Crime dramas show us shining splatters of blood and semen at certain crime scenes. The scientific reason behind these glow-in-the-dark splatters is due to a chemical phenomenon called luminescence.
Every crime drama fan knows that body fluids are important forms of evidence. However, they aren’t always clearly visible. The blood may have been wiped away or the semen may have dried up, leaving only an indistinct stain behind. To detect these, the forensic experts will shine a special light in a dark room and voila, the bright lights will reveal bodily fluids.
But is that accurate? How and why do bodily stains “light up”?
Despite the name, these tests are real. When forensic experts need to check if certain fluids are present at a crime scene, they will perform certain tests called presumptive tests. The tests help strengthen the assumption that bodily fluid is present, but it is not conclusive. False positives have been found, as certain other substances also react similarly to these tests.
To confirm, forensic experts will then usually perform more rigorous tests.
From among the arsenal of presumptive tests up a forensic expert’s sleeve, one is called an alternate light source. These tests are where an expert will shine a light on a bodily fluid and, if the fluid is present, it lights up. The next question, of course, is how do they light up? Through a phenomenon called luminescence.
Luminescence is a phenomenon where a chemical substance emits light. This can happen in two broad ways, chemiluminescence and photoluminescence.
Chemiluminescence, as the name suggests, occurs via a chemical reaction. A subset of chemiluminescence is bioluminescence, in which life, through certain metabolic reactions, creates light. One of the best examples of this is fireflies.
Photoluminescence is light emission caused by light, and there are two types: fluorescence and phosphorescence. For this article, we’re only interested in fluorescence.
To most pedestrians, fluorescence reminds them of magical glow-in-the-dark stickers or concert glow sticks.
When a light source of higher energy (shorter wavelengths) encounters a chemical, called a fluorophore, the electrons in it absorb the energy from the light and get excited. However, excited electrons are unstable, so the electrons release the extra energy as vibrational energy (by vibrating a lot) and in the form of light energy. The light that is emitted has less energy than the initial light source, as some energy was given out through vibrating; therefore, the emitted light will be of a longer wavelength (with less energy).
Chemiluminescence: Detecting blood
Blood is readily visible; it is red or brown, depending on how old it is. Why then does one need a special technique to visualize blood? It isn’t particularly invisible. Well, blood could have been wiped away from the area, but according to forensic experts, some residue of blood may remain, in spite of the clean up, even for years.
There are actually several tests that help reveal blood stains, but only one of them works through luminescence.

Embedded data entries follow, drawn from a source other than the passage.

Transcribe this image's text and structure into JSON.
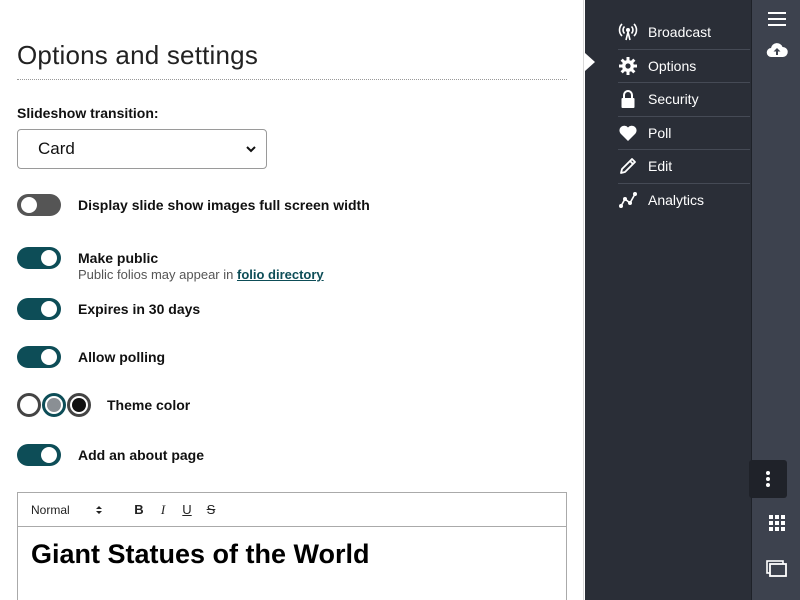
{
  "main": {
    "title": "Options and settings",
    "transition": {
      "label": "Slideshow transition:",
      "selected": "Card"
    },
    "toggles": [
      {
        "label": "Display slide show images full screen width",
        "on": false
      },
      {
        "label": "Make public",
        "sub_text": "Public folios may appear in ",
        "sub_link": "folio directory",
        "on": true
      },
      {
        "label": "Expires in 30 days",
        "on": true
      },
      {
        "label": "Allow polling",
        "on": true
      },
      {
        "label": "Add an about page",
        "on": true
      }
    ],
    "theme": {
      "label": "Theme color",
      "swatches": [
        "#ffffff",
        "#8a8f94",
        "#111111"
      ]
    },
    "editor": {
      "format": "Normal",
      "bold": "B",
      "italic": "I",
      "underline": "U",
      "strike": "S",
      "heading": "Giant Statues of the World"
    }
  },
  "sidebar": {
    "items": [
      {
        "label": "Broadcast",
        "icon": "broadcast-icon"
      },
      {
        "label": "Options",
        "icon": "gear-icon"
      },
      {
        "label": "Security",
        "icon": "lock-icon"
      },
      {
        "label": "Poll",
        "icon": "heart-icon"
      },
      {
        "label": "Edit",
        "icon": "pencil-icon"
      },
      {
        "label": "Analytics",
        "icon": "analytics-icon"
      }
    ]
  },
  "rail": {
    "icons": [
      "hamburger-menu-icon",
      "cloud-upload-icon",
      "kebab-menu-icon",
      "grid-icon",
      "windows-icon"
    ]
  },
  "colors": {
    "accent": "#0d4d57",
    "sidebar_bg": "#2a2e37",
    "rail_bg": "#3d424e"
  }
}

A chemical called luminol (for the nerds, the IUPAC name is 5-Amino-2,3-dihydrophthalazine-1,4-dione) is frequently to detect blood stains at a crime scene. Luminol associates with the hemoglobin in blood. Hydrogen peroxide is always required for this reaction.
Luminol in action.
When luminol mixed with a little hydrogen peroxide comes in contact with hemoglobin, or rather, the heme in the hemoglobin, a blue hue is generated.
It isn’t easy to visualize this light if the ambient light is bright and is therefore best seen in dark conditions. The light is emitted as long as the reaction keeps going, so multiple sprays of luminol may be required.
Luminol is a good detector of blood. According to one estimate, it can help detect 1 micro liter of blood in 1 liter of a solution! For comparison, a single drop of blood is 50 micro liters!
Photoluminescence: Detecting semen, saliva and vaginal fluid
Bodily fluids like saliva, semen and vaginal fluid do not require a chemical agent to make them emit light. Instead, they fluoresce when exposed to the right (short) wavelength of light.
In 1919, Dr. Wood found that UV-A light, what he called “black light”, could be useful in detecting certain bodily fluids. The technique caught and since then, the light has come to be known as “Wood’s light”.
Semen fluoresces blue between 300-450 nm, in the ultraviolet range. The invisible (to us) UV rays doesn’t interfere with the fluorescence, so forensic experts can see the stains clearly. However, this technique could be misleading, as skin, hair and cloth can also fluoresce under this wavelength.
When semen is exposed to wavelengths between 430-470 nm (within the visible spectrum), it generates an orange fluorescence. This can be visualized by using a light filter to filter out all other wavelengths of light besides the fluorescing light. This prevents interference from other sources.
Saliva, urine and vaginal fluid fluoresces for the same reasons as semen—the chemicals, primarily the proteins and lipids (fats), present within them.
A Final Word
These tests are crucial first steps in identifying evidence that could connect a victim to a suspect. However, since they are only presumptive tests, they are liable for inaccuracy. One study found that many misidentified other substances, such as hand cream, soaps and antibiotic creams, as semen.
A similar case exists for blood. Other substances, particularly those with copper and iron, also give out a similar chemiluminescence with luminol.
Other tests, such as DNA testing and checking for specific protein, are much stronger and give far more accurate results.